How Gen X and Gen Y Will Change Philadelphia

And why it's time for boomers to step aside and let them

AS I WAS RINGING IN 2011 on the roof deck of a friend’s freshly rehabbed Grad Hospital rowhome, watching the Penn’s Landing fireworks light the sky to the east, and admiring our city’s sparkling skyline to the north, something big was looming. Finally. Doomsday. On January 1st of this year, 10,000 baby boomers a day started turning 65. The trend, according to the Pew Research Center, will continue for the next 19 years.

I don’t know when exactly this never-ending story — essentially, the story of boomers getting old — started dominating our news, politics and culture.
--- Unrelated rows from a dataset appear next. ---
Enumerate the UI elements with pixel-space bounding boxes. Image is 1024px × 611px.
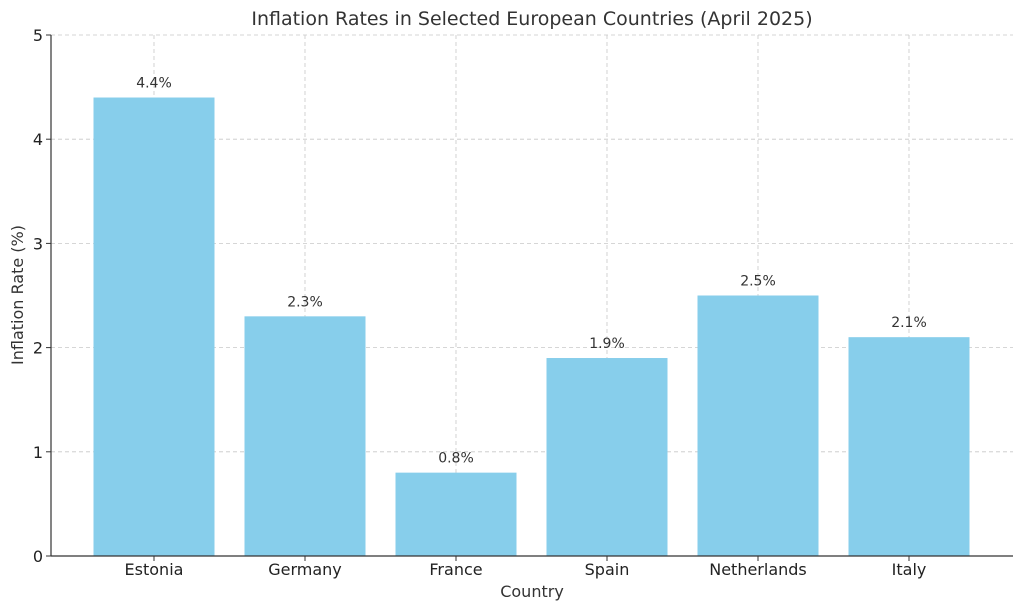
bar-france xyxy=(395,472,517,556)
labels-layer: 0 1 2 3 4 5 Estonia 4.4% Germany 2.3% France 0.8% Sp… xyxy=(33,26,927,579)
x-tick-label: Germany xyxy=(268,560,342,579)
bar-spain xyxy=(546,358,668,556)
bar-value-label: 2.3% xyxy=(287,294,323,310)
bar-value-label: 1.9% xyxy=(589,336,625,352)
bar-germany xyxy=(244,316,366,556)
y-tick-label: 3 xyxy=(33,234,43,253)
x-tick-label: Spain xyxy=(585,560,630,579)
y-tick-label: 4 xyxy=(33,130,43,149)
y-tick-label: 1 xyxy=(33,443,43,462)
bar-value-label: 0.8% xyxy=(438,451,474,467)
bar-value-label: 2.5% xyxy=(740,274,776,290)
bars-layer xyxy=(93,97,970,557)
bar-value-label: 2.1% xyxy=(891,315,927,331)
bar-italy xyxy=(848,337,970,556)
bar-value-label: 4.4% xyxy=(136,76,172,92)
y-tick-label: 0 xyxy=(33,547,43,566)
bar-netherlands xyxy=(697,295,819,556)
x-tick-label: Netherlands xyxy=(709,560,807,579)
bar-estonia xyxy=(93,97,215,557)
axes-layer xyxy=(46,34,1013,561)
chart-title: Inflation Rates in Selected European Cou… xyxy=(251,8,812,30)
y-axis-label: Inflation Rate (%) xyxy=(8,225,27,365)
x-tick-label: Estonia xyxy=(125,560,184,579)
x-tick-label: Italy xyxy=(892,560,927,579)
y-tick-label: 2 xyxy=(33,339,43,358)
x-tick-label: France xyxy=(429,560,482,579)
x-axis-label: Country xyxy=(500,582,564,601)
y-tick-label: 5 xyxy=(33,26,43,45)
For me, a smack-in-the-middle of-Generation-X adult of 38 years, the interminable aging process of this massive generation has always been there, casting a shadow over my future like, well, a parasite ready to suck the life out of my highest-earning-potential years. That it has arrived in the midst of a bad recession just seems to be the icing on the tapeworm.

So the end has begun. Maybe we can move on now? But no, befitting the latter-days boomer rep for self-centeredness and greed, the focus of this ad nauseam tale of aging now shifts to how they’re retiring at a bad time, in a bad economy, how they — the generation that once talked about living in communes and rolled in the mud at Woodstock and protested bad government, yet sold out on all that for Volvos in the ’burbs — how they who once had it so much better than their parents were now, indeed, worse off. Where are the stories about how college-grad Millennials currently can’t even get their foot in the door of a decent paying job? The articles about how Generation X is sandwiched between the older boomers, whose retirement will start to strain Social Security to the breaking point, and the children of younger boomers, who were raised helicopter-style and need to be spoon-fed praise to get anything done at the office? Few and far between. Boomers may finally be queuing for their long-stretching shuffle off into the sunset, but they’re still a large majority in power and still controlling the national conversation.

So perhaps you’ll excuse me if, as I took in that city skyline from the roof deck on New Year’s Eve — a night that admittedly can play on a soul’s cynicism and hopefulness all at once like no other holiday can — I couldn’t help but think: You mean these people aren’t dying already?